Build us up, supporting God, as living stones united in your spiritual house. Continually strengthen your church as it is sent forth to proclaim your love. We pray especially for our congregations as they adapt to new ways of serving. Lord, in your mercy, hear our prayer.

Humble us, creator God, as part of your creation. Fill us with respect and awe for the world you have made, and bless all those who care for it, including farmers, gardeners, veterinarians, and zoologists. Lord, in your mercy, hear our prayer.

Align our ways to your love, O God. We pray for countries, leaders, and organizations as they deal with the complicated problems relating to the pandemic. We pray for wisdom for our leaders and health professionals, and especially for the scientists seeking a cure for covid-19. Lord, in your mercy, hear our prayer.

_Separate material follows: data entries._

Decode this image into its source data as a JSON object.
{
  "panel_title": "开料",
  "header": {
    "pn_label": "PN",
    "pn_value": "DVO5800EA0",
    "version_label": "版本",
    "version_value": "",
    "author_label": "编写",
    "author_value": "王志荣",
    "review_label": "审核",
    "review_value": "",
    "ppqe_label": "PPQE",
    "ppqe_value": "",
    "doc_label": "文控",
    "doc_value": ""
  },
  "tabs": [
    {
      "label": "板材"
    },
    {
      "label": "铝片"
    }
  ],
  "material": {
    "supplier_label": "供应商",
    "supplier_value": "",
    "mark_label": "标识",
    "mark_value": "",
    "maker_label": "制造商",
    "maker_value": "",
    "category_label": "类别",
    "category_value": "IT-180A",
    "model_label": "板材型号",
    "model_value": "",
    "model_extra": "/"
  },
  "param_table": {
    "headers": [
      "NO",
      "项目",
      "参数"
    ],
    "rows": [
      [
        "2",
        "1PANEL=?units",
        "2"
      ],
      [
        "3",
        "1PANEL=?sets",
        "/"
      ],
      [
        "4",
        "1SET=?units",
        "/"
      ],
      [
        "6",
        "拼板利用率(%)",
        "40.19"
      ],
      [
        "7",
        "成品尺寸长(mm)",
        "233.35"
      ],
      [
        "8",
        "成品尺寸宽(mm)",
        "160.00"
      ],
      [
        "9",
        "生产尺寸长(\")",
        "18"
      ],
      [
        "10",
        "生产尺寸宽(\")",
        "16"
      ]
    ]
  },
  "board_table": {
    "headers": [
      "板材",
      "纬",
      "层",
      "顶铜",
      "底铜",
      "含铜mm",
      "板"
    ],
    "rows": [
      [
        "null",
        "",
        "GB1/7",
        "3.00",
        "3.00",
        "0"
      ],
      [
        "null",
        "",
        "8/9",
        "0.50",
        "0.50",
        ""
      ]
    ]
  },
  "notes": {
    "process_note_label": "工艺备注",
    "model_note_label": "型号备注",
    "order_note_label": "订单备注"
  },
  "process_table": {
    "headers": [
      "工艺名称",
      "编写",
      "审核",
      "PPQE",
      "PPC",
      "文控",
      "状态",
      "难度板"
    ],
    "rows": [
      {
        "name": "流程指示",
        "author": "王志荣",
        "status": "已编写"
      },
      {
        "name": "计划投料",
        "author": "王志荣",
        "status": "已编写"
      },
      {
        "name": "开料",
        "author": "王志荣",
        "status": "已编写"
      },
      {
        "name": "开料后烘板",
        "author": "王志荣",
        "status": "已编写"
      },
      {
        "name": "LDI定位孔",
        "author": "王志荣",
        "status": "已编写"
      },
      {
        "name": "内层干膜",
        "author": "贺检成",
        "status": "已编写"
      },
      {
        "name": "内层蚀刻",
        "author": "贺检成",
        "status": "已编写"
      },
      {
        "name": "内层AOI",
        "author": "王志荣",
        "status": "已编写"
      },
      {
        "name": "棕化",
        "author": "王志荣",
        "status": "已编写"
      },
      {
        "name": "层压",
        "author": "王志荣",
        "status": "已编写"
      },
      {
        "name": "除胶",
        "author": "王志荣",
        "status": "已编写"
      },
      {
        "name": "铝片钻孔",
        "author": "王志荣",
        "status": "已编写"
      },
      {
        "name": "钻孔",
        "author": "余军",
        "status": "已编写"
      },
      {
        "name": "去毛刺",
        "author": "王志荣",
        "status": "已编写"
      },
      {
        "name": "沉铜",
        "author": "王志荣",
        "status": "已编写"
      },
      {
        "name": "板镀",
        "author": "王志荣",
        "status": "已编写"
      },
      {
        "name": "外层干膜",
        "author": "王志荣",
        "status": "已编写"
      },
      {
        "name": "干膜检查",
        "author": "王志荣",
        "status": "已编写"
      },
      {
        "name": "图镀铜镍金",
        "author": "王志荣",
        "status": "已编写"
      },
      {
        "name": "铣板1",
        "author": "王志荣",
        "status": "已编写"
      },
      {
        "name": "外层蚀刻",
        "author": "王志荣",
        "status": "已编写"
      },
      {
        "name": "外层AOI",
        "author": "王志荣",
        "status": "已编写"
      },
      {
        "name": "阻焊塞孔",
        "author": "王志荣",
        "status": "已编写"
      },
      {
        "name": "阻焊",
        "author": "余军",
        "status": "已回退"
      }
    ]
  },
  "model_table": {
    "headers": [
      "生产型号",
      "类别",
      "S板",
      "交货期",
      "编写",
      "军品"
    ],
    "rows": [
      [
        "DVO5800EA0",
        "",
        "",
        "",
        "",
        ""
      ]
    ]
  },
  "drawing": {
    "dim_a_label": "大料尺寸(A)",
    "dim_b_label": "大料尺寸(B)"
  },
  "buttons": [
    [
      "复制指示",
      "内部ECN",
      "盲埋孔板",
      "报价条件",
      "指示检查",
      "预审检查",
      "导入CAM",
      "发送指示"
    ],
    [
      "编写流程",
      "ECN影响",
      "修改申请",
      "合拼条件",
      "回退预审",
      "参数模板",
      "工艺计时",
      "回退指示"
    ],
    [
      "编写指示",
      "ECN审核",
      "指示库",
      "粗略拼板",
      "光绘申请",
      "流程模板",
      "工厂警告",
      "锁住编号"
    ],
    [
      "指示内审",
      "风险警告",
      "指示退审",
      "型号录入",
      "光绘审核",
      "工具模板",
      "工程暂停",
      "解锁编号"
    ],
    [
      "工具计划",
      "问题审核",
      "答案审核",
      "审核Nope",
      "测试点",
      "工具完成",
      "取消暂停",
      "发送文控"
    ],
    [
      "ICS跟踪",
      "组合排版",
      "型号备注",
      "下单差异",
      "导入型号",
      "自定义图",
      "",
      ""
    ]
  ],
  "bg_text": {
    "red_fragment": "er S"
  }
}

Nurturing God, help those whose hearts are heavy and weighed down by trouble. Ease the distress of those dealing with disease and death, and bring them your comfort. Lord, in your mercy, hear our prayer.

Mothering God, we pray for mothers and all families, those who tend and teach young children, for the safe pregnancies of expectant parents, and for families who struggle with infertility and miscarriage. We give thanks for all who have shown mothering care, and we remember all for whom this day is difficult. Lord, in your mercy, hear our prayer.

Generous God, you call into your brilliant light all who have died. Give us faith to take hold of the promise of your eternal life and to live in your grace day by day. Lord, in your mercy, hear our prayer.

With bold confidence in your love, almighty God, we place all for whom we pray into your eternal care; through Christ our Lord. Amen.